Il Parsifal in scena al Teatro Comunale di Bologna sino al 25 gennaio è spettacolo di particolare rilievo per numerose ragione. Dalla seconda metà dell’Ottocento, Bologna è considerata la città italiana ‘wagneriana’ per eccellenza perché fu la prima a mettere in scena un lavoro di Wagner (Lohengrin il primo novembre 1871; Verdi era in un palco, Boito in poltrona). Bologna fu pure la prima città italiana dove nel gennaio 1914 venne rappresentata la ‘sacra  rappresentazione scenica’ (così la chiamo Richard Wagner),appena scaduto il divieto posto dall’autore di produrre il lavoro in teatri differenti da quello da lui ideato per il Festival di Bayreuth.  Anche se da diversi anni, la sezione italiana dell’associazione wagneriana mondiale ha sede a Venezia, presso la Fondazione Levi, il Teatro Comunale  mette in scena quasi ogni anno un’opera di Wagner. Il ritorno di Parsifal nella città  felsinea era molto atteso sia perché , dopo la ‘prima italiana’ del 1914, la ‘sacra  rappresentazione scenica’ è stata ripesa unicamente nel 1931, nel 1963 e nel 1978 sia perché l’edizione del 1978 ebbe  un successo tale che venne replicata ‘fuori abbonamento’ nel 1980 sia perché il Teatro Comunale ha portato per l’inaugurazione della stagione 2014 una produzione che ha avuto un grande successo ma anche fatto molto discutere quando ha debuttato,  nel 2011, al Théâtre Royal de la Monnaie a Bruxelles.

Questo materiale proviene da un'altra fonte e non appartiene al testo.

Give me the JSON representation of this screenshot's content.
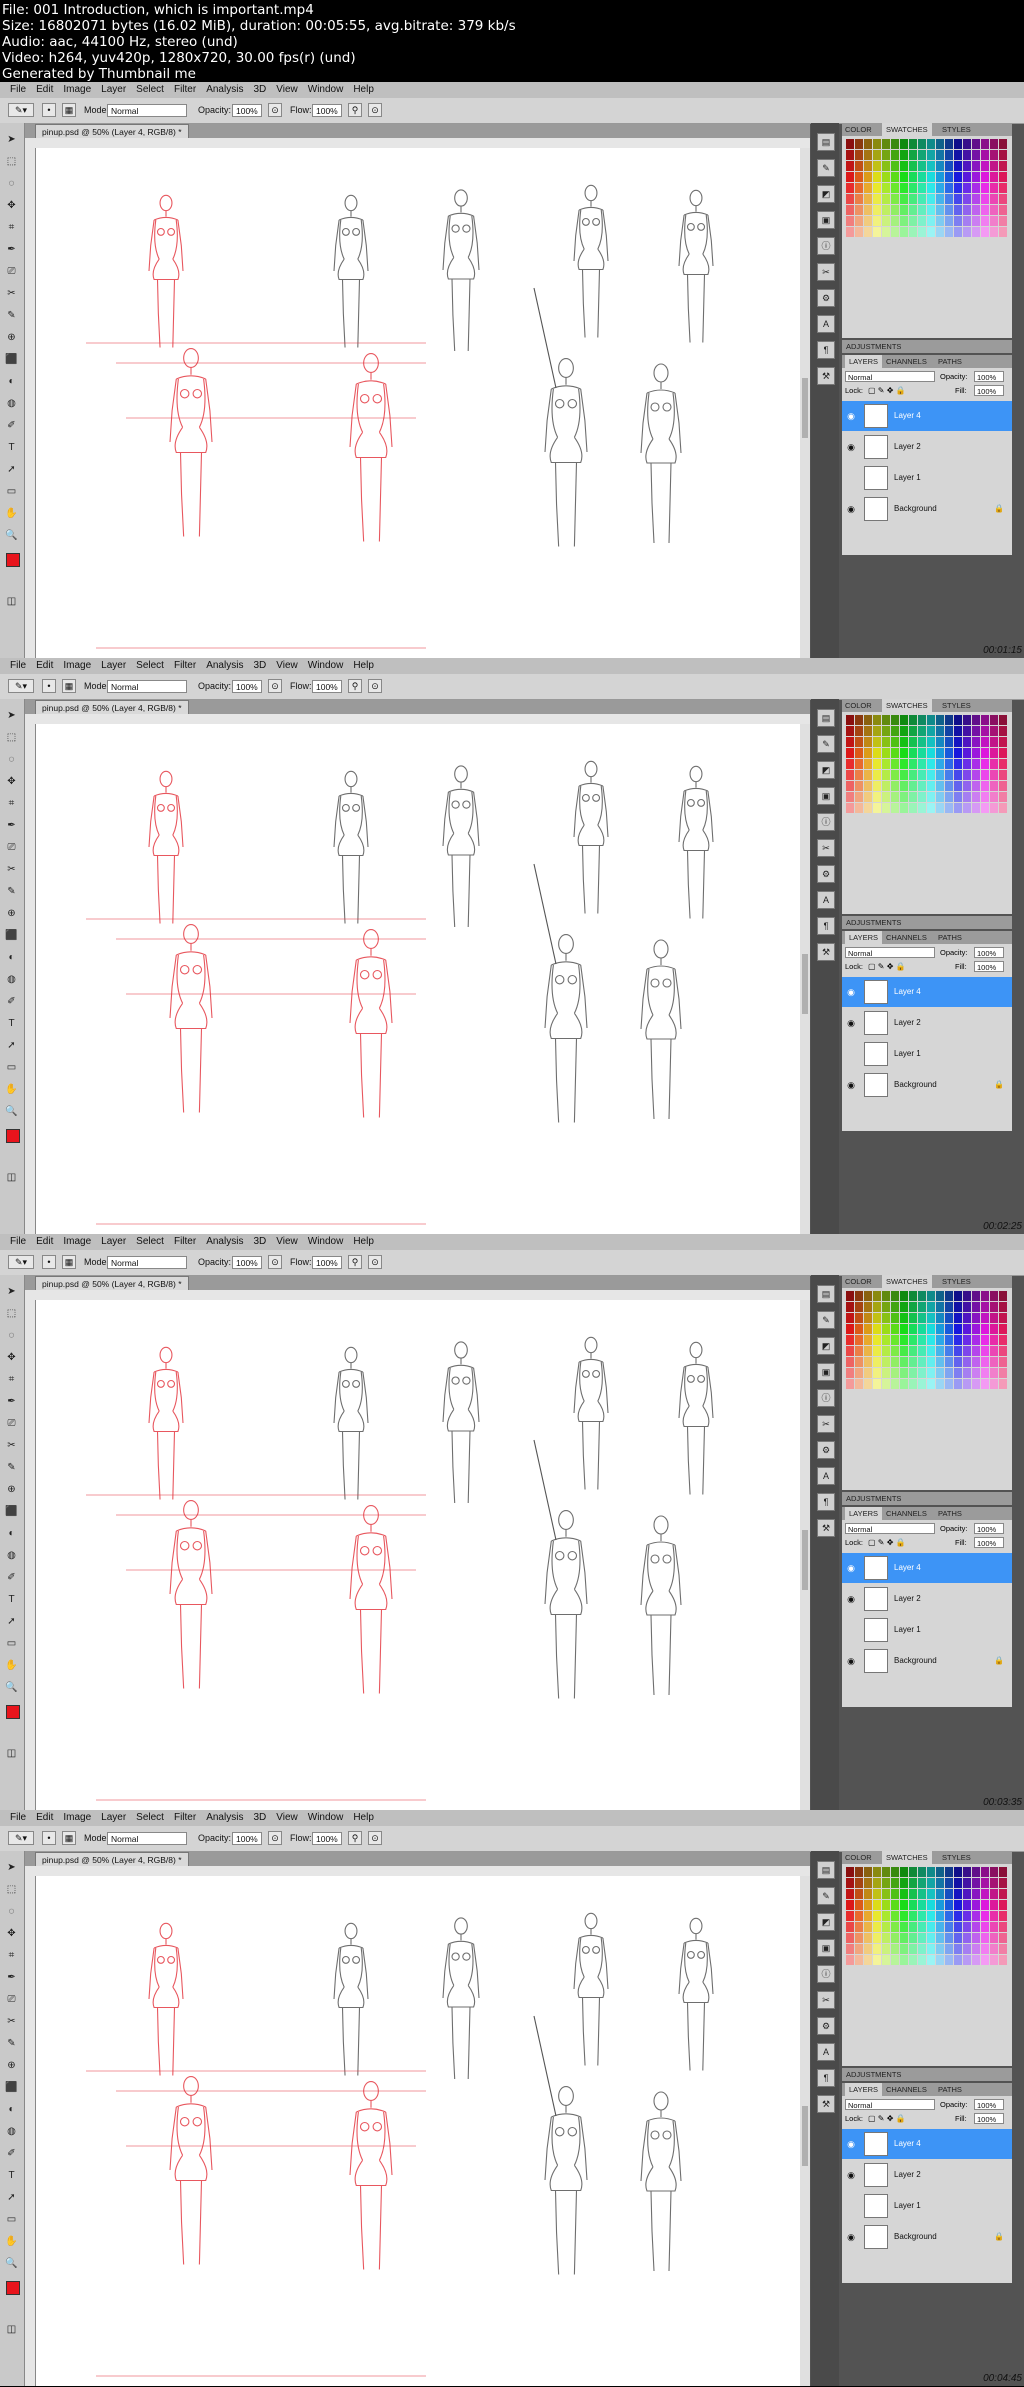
{
  "header": {
    "lines": [
      "File: 001 Introduction, which is important.mp4",
      "Size: 16802071 bytes (16.02 MiB), duration: 00:05:55, avg.bitrate: 379 kb/s",
      "Audio: aac, 44100 Hz, stereo (und)",
      "Video: h264, yuv420p, 1280x720, 30.00 fps(r) (und)",
      "Generated by Thumbnail me"
    ]
  },
  "app": {
    "menu": [
      "File",
      "Edit",
      "Image",
      "Layer",
      "Select",
      "Filter",
      "Analysis",
      "3D",
      "View",
      "Window",
      "Help"
    ],
    "options": {
      "mode_label": "Mode:",
      "mode_value": "Normal",
      "opacity_label": "Opacity:",
      "opacity_value": "100%",
      "flow_label": "Flow:",
      "flow_value": "100%"
    },
    "doc_tab": "pinup.psd @ 50% (Layer 4, RGB/8) *",
    "panel_tabs_top": [
      "COLOR",
      "SWATCHES",
      "STYLES"
    ],
    "adjustments_label": "ADJUSTMENTS",
    "panel_tabs_layers": [
      "LAYERS",
      "CHANNELS",
      "PATHS"
    ],
    "layers_blend": "Normal",
    "layers_opacity_label": "Opacity:",
    "layers_opacity": "100%",
    "lock_label": "Lock:",
    "fill_label": "Fill:",
    "fill_value": "100%",
    "layers": [
      "Layer 4",
      "Layer 2",
      "Layer 1",
      "Background"
    ]
  },
  "frames": [
    {
      "timestamp": "00:01:15"
    },
    {
      "timestamp": "00:02:25"
    },
    {
      "timestamp": "00:03:35"
    },
    {
      "timestamp": "00:04:45"
    }
  ],
  "colors": {
    "menubar": "#bfbfbf",
    "selected_layer": "#3d94f6",
    "foreground": "#e8141c",
    "sketch_red": "#e43a43",
    "sketch_gray": "#555555"
  }
}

Ho avuto la fortuna di assistere una ventina di volte ad esecuzioni dal vivo della ‘sacra  rappresentazione scenica’, ultima opera di Wagner e sua testamento alla ‘musica dell’avvenire). Di esse cinque sono state in versioni da concerto (che spesso ben si presentano ad un lavoro che presenta enormi difficoltà drammaturgiche e complesse ‘disposizioni’dell’autore per la messa in scena) e le altre in allestimenti teatrali in Europa e negli Stati Uniti.

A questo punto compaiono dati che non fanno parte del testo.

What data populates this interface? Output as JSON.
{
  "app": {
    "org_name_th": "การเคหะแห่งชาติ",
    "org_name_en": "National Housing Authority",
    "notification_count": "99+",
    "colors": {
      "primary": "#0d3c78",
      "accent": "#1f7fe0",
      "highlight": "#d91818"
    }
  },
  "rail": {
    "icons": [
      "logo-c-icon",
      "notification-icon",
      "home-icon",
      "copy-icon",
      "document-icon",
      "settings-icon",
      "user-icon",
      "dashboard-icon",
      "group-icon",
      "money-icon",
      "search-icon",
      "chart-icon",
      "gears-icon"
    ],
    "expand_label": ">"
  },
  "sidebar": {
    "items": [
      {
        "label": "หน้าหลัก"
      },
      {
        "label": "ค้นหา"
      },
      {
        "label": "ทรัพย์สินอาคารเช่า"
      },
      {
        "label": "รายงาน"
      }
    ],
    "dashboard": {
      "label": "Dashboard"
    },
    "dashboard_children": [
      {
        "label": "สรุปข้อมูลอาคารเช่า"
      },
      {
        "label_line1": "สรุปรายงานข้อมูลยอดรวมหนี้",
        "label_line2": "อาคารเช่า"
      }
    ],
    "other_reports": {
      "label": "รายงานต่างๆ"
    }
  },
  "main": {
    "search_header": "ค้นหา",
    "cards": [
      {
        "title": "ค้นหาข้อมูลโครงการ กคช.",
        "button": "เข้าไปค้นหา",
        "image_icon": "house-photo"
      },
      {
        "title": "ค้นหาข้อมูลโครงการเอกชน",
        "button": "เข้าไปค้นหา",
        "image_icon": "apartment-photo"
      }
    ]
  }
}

Questa edizione si basa su una scelta di fondo: dato che nel 1882, la ‘sacra  rappresentazione scenica’ rappresentò l’avanguardia musicale più estrema, ci si è affidata a Romeo Castellucci che per vent’anni, con la Societas Raffaello Sanzio ha rappresentato l’avanguardia drammaturgica più innovativa in Italia e Francia, mietendo successi in vari Paesi. Inoltre, nelle rappresentazioni bolognesi, si è in gran misura mantenuto il cast di Bruxelles, ma si è affidata la concertazione e direzione d’orchestra per il debutto di Roberto Abbado nei misteri della complessa partitura.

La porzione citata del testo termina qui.